Acabo a contemplar-te
Uma e outra vez
Chilreando na floresta encantada
Onde nunca é tarde para acontecer,
Partes
Para a derradeira viagem
Que
Todos os anos empreendes
Do sul até ao norte
Nessa arribada jubilosa
E com áurea te concede
Esse título de Princesa,
Mas é a hora do regresso
A essa costa ventosa
Que testemunhou
Barcos carregados de especiarias
Fustigados pelas águas
Pululada de escarpas
Que parece não ter fim,
Depois de um verão quente e seco
Que se arrastou
Em dias e dias consumidos
A olhar o mar
A mirar a areia repleta de gente
A passear os sonhos
A tatear-se
Desejando que o mundo se detivesse
Naqueles corpos agrestes e salgados
A caminhar na praia
A encarar
Lá longe o horizonte
E a ver o pescador
Fustigado pelo inclemente sol
De cana na mão
Paciente
À espera de capturar o maior robalo
Que vai lutando
Para não cair num simples balde
De corpo areado
A morrer lentamente
Enquanto ouve o mar tão perto
Impotente para a ele regressar!
Agora
É hora de começar mais um ciclo de vida
Vejo a tua partida
Não como um movimento definitivo
Mas um até já
Que para o ano volto mais forte…
Singela andorinha
Tu que cada ano regressas sempre
Ao mesmo ninho
Onde abriste os olhos
E concedeste vida
Ao mundo
Arfa esse peito enorme
Pois quem viaja a essa distância
Como só tu o fazes
Não tem limites na terra
E por isso
Chilreia sempre adorável andorinha
Concedendo-me ignotas saudades
Dos dias tórridos e secos
De um tempo que se escapou de mim
Como areia fina a escapulir devagar
Por entre os dedos finos das minhas mãos.
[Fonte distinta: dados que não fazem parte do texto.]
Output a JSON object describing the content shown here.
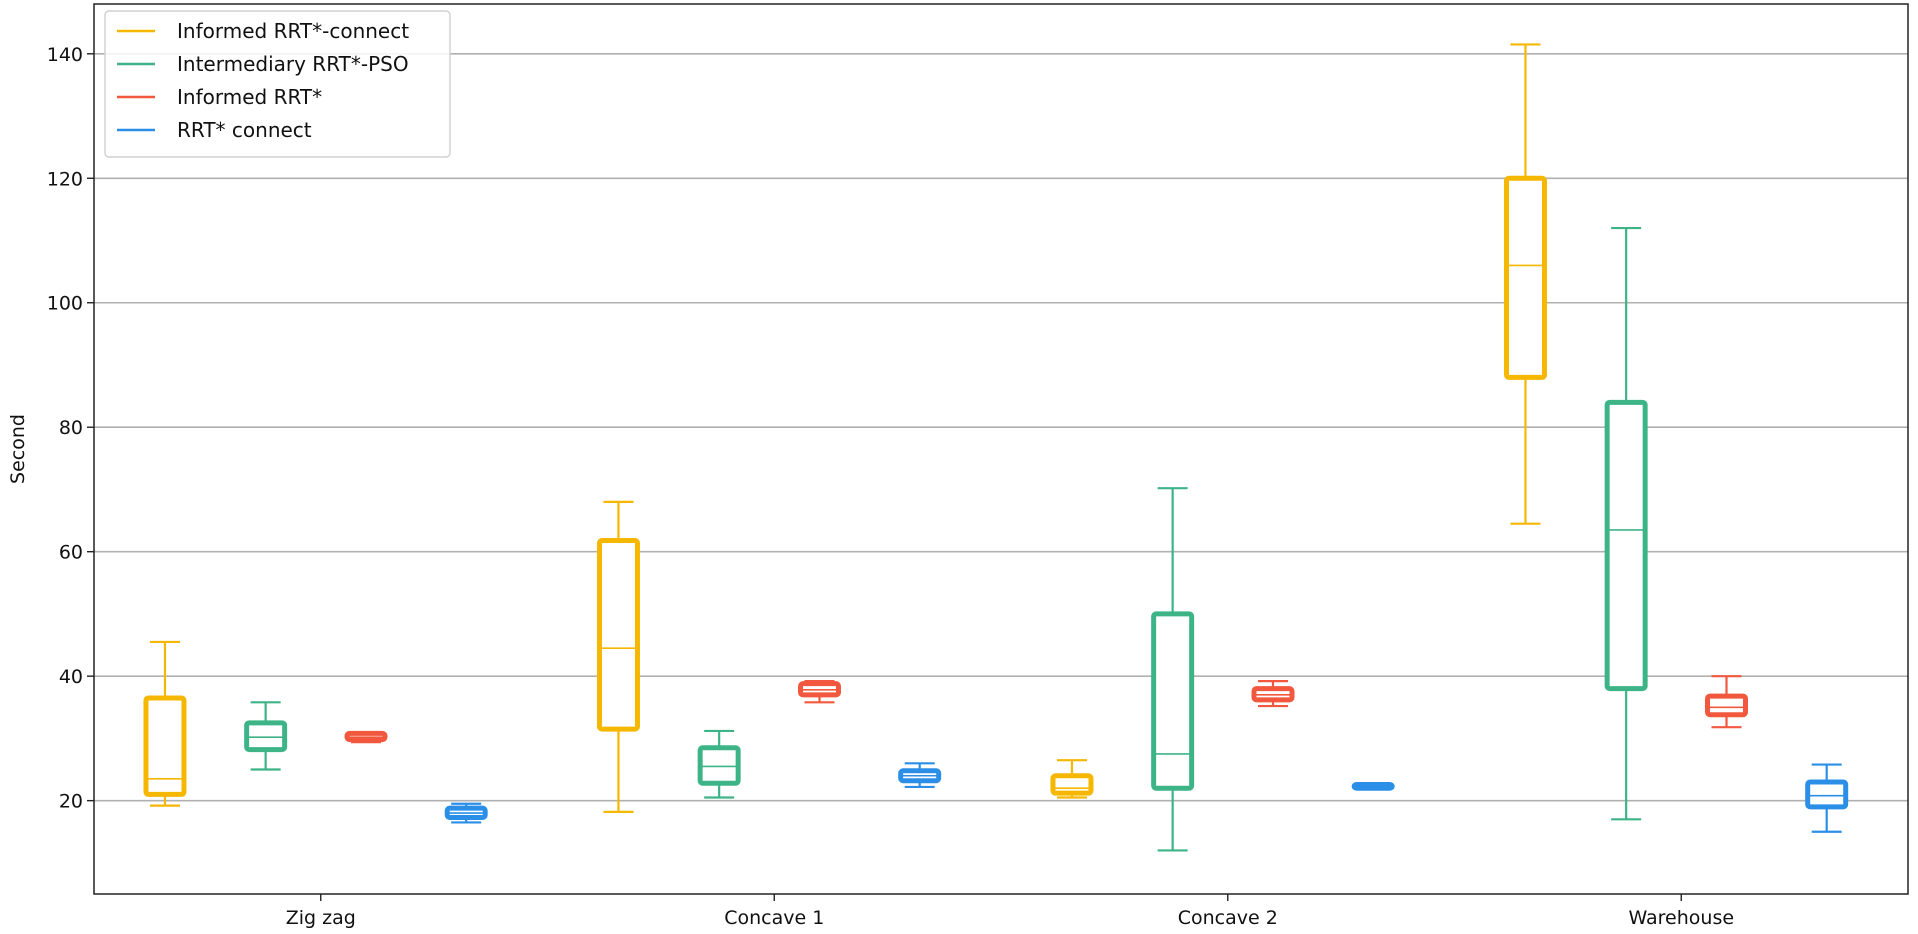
{
  "chart_data": {
    "type": "box",
    "ylabel": "Second",
    "ylim": [
      5,
      148
    ],
    "yticks": [
      20,
      40,
      60,
      80,
      100,
      120,
      140
    ],
    "grid": "horizontal",
    "legend_position": "top-left",
    "categories": [
      "Zig zag",
      "Concave 1",
      "Concave 2",
      "Warehouse"
    ],
    "series": [
      {
        "name": "Informed RRT*-connect",
        "color": "#F5B700",
        "boxes": [
          {
            "whislo": 19.2,
            "q1": 21.0,
            "med": 23.5,
            "q3": 36.5,
            "whishi": 45.5
          },
          {
            "whislo": 18.2,
            "q1": 31.5,
            "med": 44.5,
            "q3": 61.8,
            "whishi": 68.0
          },
          {
            "whislo": 20.5,
            "q1": 21.2,
            "med": 22.0,
            "q3": 24.0,
            "whishi": 26.5
          },
          {
            "whislo": 64.5,
            "q1": 88.0,
            "med": 106.0,
            "q3": 120.0,
            "whishi": 141.5
          }
        ]
      },
      {
        "name": "Intermediary RRT*-PSO",
        "color": "#3DB487",
        "boxes": [
          {
            "whislo": 25.0,
            "q1": 28.2,
            "med": 30.2,
            "q3": 32.5,
            "whishi": 35.8
          },
          {
            "whislo": 20.5,
            "q1": 22.8,
            "med": 25.5,
            "q3": 28.5,
            "whishi": 31.2
          },
          {
            "whislo": 12.0,
            "q1": 22.0,
            "med": 27.5,
            "q3": 50.0,
            "whishi": 70.2
          },
          {
            "whislo": 17.0,
            "q1": 38.0,
            "med": 63.5,
            "q3": 84.0,
            "whishi": 112.0
          }
        ]
      },
      {
        "name": "Informed RRT*",
        "color": "#F2583E",
        "boxes": [
          {
            "whislo": 29.4,
            "q1": 29.8,
            "med": 30.2,
            "q3": 30.8,
            "whishi": 31.0
          },
          {
            "whislo": 35.8,
            "q1": 37.0,
            "med": 37.8,
            "q3": 38.8,
            "whishi": 39.2
          },
          {
            "whislo": 35.2,
            "q1": 36.2,
            "med": 37.0,
            "q3": 38.0,
            "whishi": 39.2
          },
          {
            "whislo": 31.8,
            "q1": 33.8,
            "med": 35.0,
            "q3": 36.8,
            "whishi": 40.0
          }
        ]
      },
      {
        "name": "RRT* connect",
        "color": "#2B8FE8",
        "boxes": [
          {
            "whislo": 16.5,
            "q1": 17.3,
            "med": 18.0,
            "q3": 18.8,
            "whishi": 19.5
          },
          {
            "whislo": 22.2,
            "q1": 23.2,
            "med": 24.0,
            "q3": 24.8,
            "whishi": 26.0
          },
          {
            "whislo": 21.9,
            "q1": 22.0,
            "med": 22.3,
            "q3": 22.6,
            "whishi": 22.7
          },
          {
            "whislo": 15.0,
            "q1": 19.0,
            "med": 20.8,
            "q3": 23.0,
            "whishi": 25.8
          }
        ]
      }
    ]
  }
}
De que te adianta lamuriar
Se vieste para viver
Em excesso permanente
Tudo quiseste
Tudo queres
Tudo quererás
E o que não te destrói
Faz-te mais forte!
Olhas-te ao espelho
E que miras?
Uma indestrutível força
Que não vacila
Uma onda de paixão
Que não se atormenta com o irrisório
E há tantos e infindáveis sentimentos nobres dentro de ti
Que chega a parecer imodéstia
Essa tua simplicidade
Sem ardis e sincera
Que não vê limites para ajudar
E que grita
Como um animal enjaulado
Quando não vê a quem possa auxiliar
Quem mergulha
Nesse lago interior
Que refresca as margens
Do teu juvenil entusiasmo
Fica siderado
Com tamanha amplitude!
O que tu vês
Em ti
E nos outros
É pura bondade
Pois em ti não há
Intrigas ou maldades
Olho
E vejo-te já a partir dessa barcola
Onde te avistei pela primeira vez
Onde mareavas
Com perícia
A embarcação
Que não se suavizava
Nem se acalentava
Ao mero sabor das ondas
No fundo
Moldaste-te a tudo e a todos
E quando parecias já esquecida
Eis que
Vejo minúsculas barcolas
A acenar
Saudosas
Para o teu barco
No horizonte
Que mais uma vez
E
Mais uma
Não perecerás!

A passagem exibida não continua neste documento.